A brief summary of the infamous 'Attention Is All You Need'
While this paper has been around for a while now, it wasn’t until recently that I realized how terribly I needed to update my knowledge on the topic. And that happened only a few days ago when someone claimed that I was speaking gibberish talking about deep RNNs, LSTMs/GRUs and that many of those are now considered old school in dealing with several tasks.
So, what is all the fuss about?
This is an extremely influential paper, that came out of google brain in the late 2017
The authors introduced a Transformer model which is a simplistic model with a few matrix multiplication combined with a simple 2 layer feed forward network (or solely attention based model with no deep recurrent network)
And this model surpasses several of the SOTA models in their respective tasks by a good margin.
Hence the comic title and the surrounding fuss
Motivating non-RNN based architecture
The then SOTA RNN architectures suffered from the following problems:
difficult to parallelize
unable/difficult to capture long range dependencies (while LSTM try to capture certain long range dependencies, their idea of long is really not very long)
Transformer Architecture
The transfomer uses stacked self-attention and point-wise, fully connected layers as shown in the figure above
The left-side network is known as encoder stack, while the right part is called the decoder stack
Encoder Stack:
Input Embeddings: Input words (represented as one-hot vectors) are first represented as word vectors using word embeddings. Dimension of each input embedding be dmodel
Position Embedding: The position embeddings (which have the same dimension dmodel) are then summed with the input embeddings. More details on this can be found below
Attention:
Given a set of key-value vector pairs K, V and a query vector Q, attention can be described as a weighted sum of vectors in V, where weight assigned to each value is computed by a compatibility function of the query with the corresponding key vectors
There are a few kinds of attention mechanisms named based on the way the compatibility of key with query is measured
The one that is used in the paper is Scaled Dot-Product Attention, in which the compatibility of key k and query q is measured as the normalized/scaled dot product of k and q (which is then passed through softmax function). When multiple query vectors are packed together in a matrix Q, this can be represented as follows.
Multi-Head Attention:
Instead of performing the above step a single time, the self attention mechanism is applied h times on different linear projections of the keys, values and the queries, results from who are concatenated and undergo a linear projection once again to produce the final output as shown below.

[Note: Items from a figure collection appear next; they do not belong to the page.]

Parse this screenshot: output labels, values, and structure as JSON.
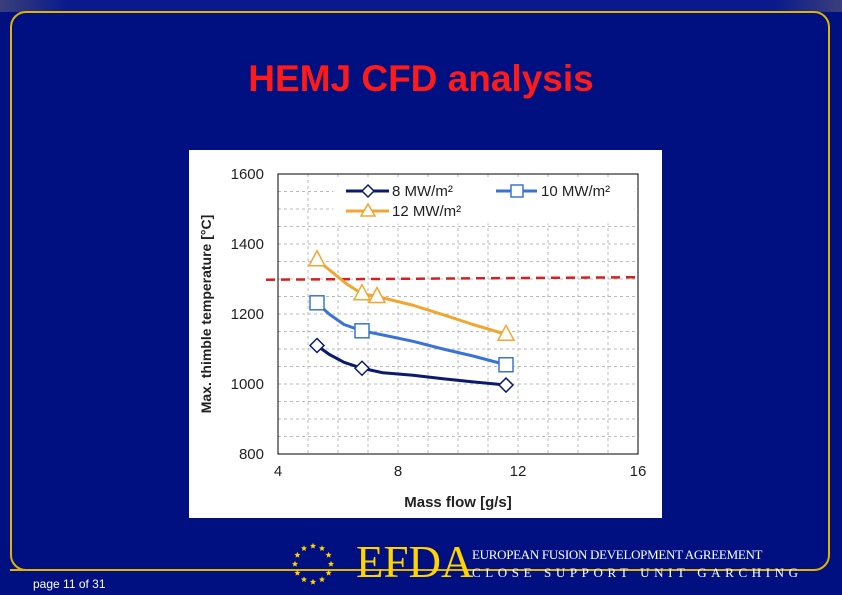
{
  "slide": {
    "title": "HEMJ CFD analysis",
    "page_label": "page 11 of 31",
    "org_logo_text": "EFDA",
    "org_name": "EUROPEAN FUSION DEVELOPMENT AGREEMENT",
    "org_unit": "CLOSE  SUPPORT  UNIT  GARCHING"
  },
  "colors": {
    "background": "#001080",
    "title": "#ff1a1a",
    "accent": "#e0b400",
    "series_8": "#0c1a6e",
    "series_10": "#3a73d8",
    "series_12": "#f2a530",
    "limit_line": "#d42020"
  },
  "chart_data": {
    "type": "line",
    "xlabel": "Mass flow  [g/s]",
    "ylabel": "Max. thimble temperature [°C]",
    "xlim": [
      4,
      16
    ],
    "ylim": [
      800,
      1600
    ],
    "xticks": [
      4,
      8,
      12,
      16
    ],
    "yticks": [
      800,
      1000,
      1200,
      1400,
      1600
    ],
    "grid": true,
    "legend": "top",
    "series": [
      {
        "name": "8 MW/m²",
        "marker": "diamond",
        "markers": [
          [
            5.3,
            1110
          ],
          [
            6.8,
            1045
          ],
          [
            11.6,
            997
          ]
        ],
        "curve": [
          [
            5.3,
            1110
          ],
          [
            5.7,
            1085
          ],
          [
            6.2,
            1062
          ],
          [
            6.8,
            1045
          ],
          [
            7.5,
            1032
          ],
          [
            8.5,
            1025
          ],
          [
            9.5,
            1015
          ],
          [
            10.5,
            1006
          ],
          [
            11.6,
            997
          ]
        ]
      },
      {
        "name": "10 MW/m²",
        "marker": "square",
        "markers": [
          [
            5.3,
            1232
          ],
          [
            6.8,
            1152
          ],
          [
            11.6,
            1055
          ]
        ],
        "curve": [
          [
            5.3,
            1232
          ],
          [
            5.7,
            1200
          ],
          [
            6.2,
            1170
          ],
          [
            6.8,
            1152
          ],
          [
            7.5,
            1140
          ],
          [
            8.5,
            1122
          ],
          [
            9.5,
            1100
          ],
          [
            10.5,
            1080
          ],
          [
            11.6,
            1055
          ]
        ]
      },
      {
        "name": "12 MW/m²",
        "marker": "triangle",
        "markers": [
          [
            5.3,
            1355
          ],
          [
            6.8,
            1258
          ],
          [
            7.3,
            1250
          ],
          [
            11.6,
            1142
          ]
        ],
        "curve": [
          [
            5.3,
            1355
          ],
          [
            5.8,
            1320
          ],
          [
            6.3,
            1285
          ],
          [
            6.8,
            1258
          ],
          [
            7.3,
            1250
          ],
          [
            8.5,
            1225
          ],
          [
            9.5,
            1198
          ],
          [
            10.5,
            1170
          ],
          [
            11.6,
            1142
          ]
        ]
      }
    ],
    "limit_line": {
      "style": "dashed",
      "from": [
        3.6,
        1298
      ],
      "to": [
        15.9,
        1305
      ]
    }
  }
}
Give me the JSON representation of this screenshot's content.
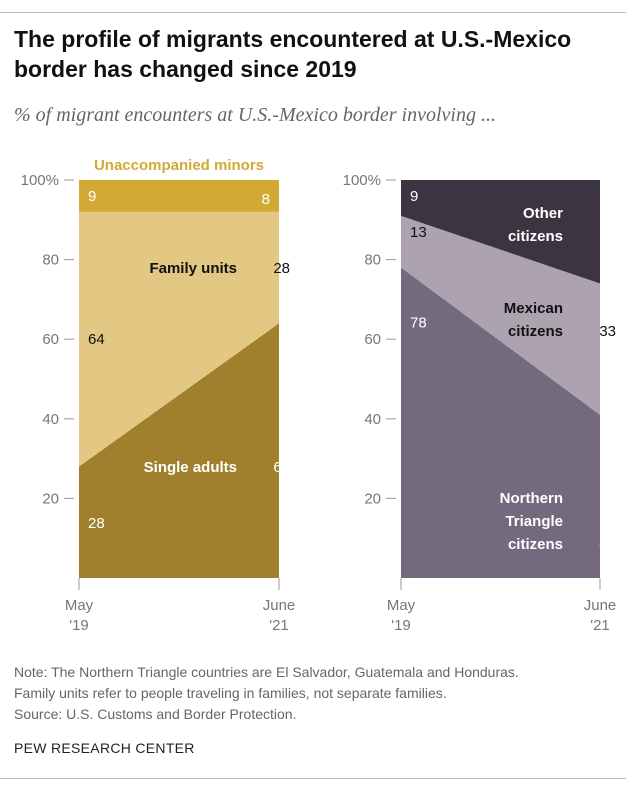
{
  "title": "The profile of migrants encountered at U.S.-Mexico border has changed since 2019",
  "subtitle": "% of migrant encounters at U.S.-Mexico border involving ...",
  "chart_data": [
    {
      "type": "area",
      "stacked": true,
      "x": [
        "May '19",
        "June '21"
      ],
      "x_ticks": [
        [
          "May",
          "'19"
        ],
        [
          "June",
          "'21"
        ]
      ],
      "y_ticks": [
        "100%",
        "80",
        "60",
        "40",
        "20"
      ],
      "ylim": [
        0,
        100
      ],
      "series": [
        {
          "name": "Single adults",
          "values": [
            28,
            64
          ],
          "color": "#A0802C",
          "label_color": "#ffffff"
        },
        {
          "name": "Family units",
          "values": [
            64,
            28
          ],
          "color": "#E2C883",
          "label_color": "#111111"
        },
        {
          "name": "Unaccompanied minors",
          "values": [
            9,
            8
          ],
          "color": "#D3A935",
          "label_color": "#ffffff"
        }
      ]
    },
    {
      "type": "area",
      "stacked": true,
      "x": [
        "May '19",
        "June '21"
      ],
      "x_ticks": [
        [
          "May",
          "'19"
        ],
        [
          "June",
          "'21"
        ]
      ],
      "y_ticks": [
        "100%",
        "80",
        "60",
        "40",
        "20"
      ],
      "ylim": [
        0,
        100
      ],
      "series": [
        {
          "name": "Northern Triangle citizens",
          "name_lines": [
            "Northern",
            "Triangle",
            "citizens"
          ],
          "values": [
            78,
            41
          ],
          "color": "#746A7E",
          "label_color": "#ffffff"
        },
        {
          "name": "Mexican citizens",
          "name_lines": [
            "Mexican",
            "citizens"
          ],
          "values": [
            13,
            33
          ],
          "color": "#ADA3B0",
          "label_color": "#111111"
        },
        {
          "name": "Other citizens",
          "name_lines": [
            "Other",
            "citizens"
          ],
          "values": [
            9,
            26
          ],
          "color": "#3C3440",
          "label_color": "#ffffff"
        }
      ]
    }
  ],
  "notes": [
    "Note: The Northern Triangle countries are El Salvador, Guatemala and Honduras.",
    "Family units refer to people traveling in families, not separate families.",
    "Source: U.S. Customs and Border Protection."
  ],
  "brand": "PEW RESEARCH CENTER"
}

Each linear projection in the above description sort of projects one part of the key, value and query vector out. Multi-head attention allows the model to jointly attend to information from different representation subspaces at different positions. With a single attention head, averaging inhibits this
The encoder contains self-attention layers. In a self-attention layer all of the keys, values and queries come from the same place. This sort of intuitively does the function adding information of words around sentence that might relate to this word.
Similarly, self-attention layers in the decoder allow each position in the decoder to attend toall positions in the decoder up to and including that position. (masking i.e. substituting -INF inplace of illegal values, or the values that are ahead of the current word, is done before taking softmax)
Finally, there standard “encoder-decoder attention” being used in the decoder stack, where the key-values are the output of encoder stack and the query vectors come from the decoder stack
Position-wise feed forward network: Finally, each of the encoder and decoder stack end with a fullyconnected feed-forward network, which is applied to each position separately. This contains a single hidden layer with ReLU activation and can be represented as: FFN(x) = max(0,xW1+b1)W2+b2
Position Embeddings:
Position embeddings are formed from sine and cosine functions of the different frequencies at each dimension
where pos is the position and i is the dimension
however, authors confirm that they received similar results with a few other kinds of position encodings too
While this is a slight technical detail from the paper, I would not worry too much about this since this is not where the actual meat lies
Intuition into why this approach maybe better
This can be viewed from three fronts:
Computational complexity: While RNNs take O(nd2), transformer requires O(n2d). When n < d, which is generally the case with most SOTA models, the proposed approach is computationally more attactive.
Amount of parallelization that can be acheived: Here, the current approach is clear winner. While layers in an RNN had to be executed sequentially and required O(n) sequential operation, here we can do all the computation during the training phase in just a few large matrix multiplication steps.
Path Length of long range dependencies: Here again, while the path length between long range dependncies was linear in an RNN and logarithmic in a stacked/heirarchial CNN, it is a single step in the current proposed approach.
All in all, the paper demonstrates how powerful tools at hand can be if the problem is modelled correctly. This hints at several other hidden modelling possibilities that might be waiting to be uncovered.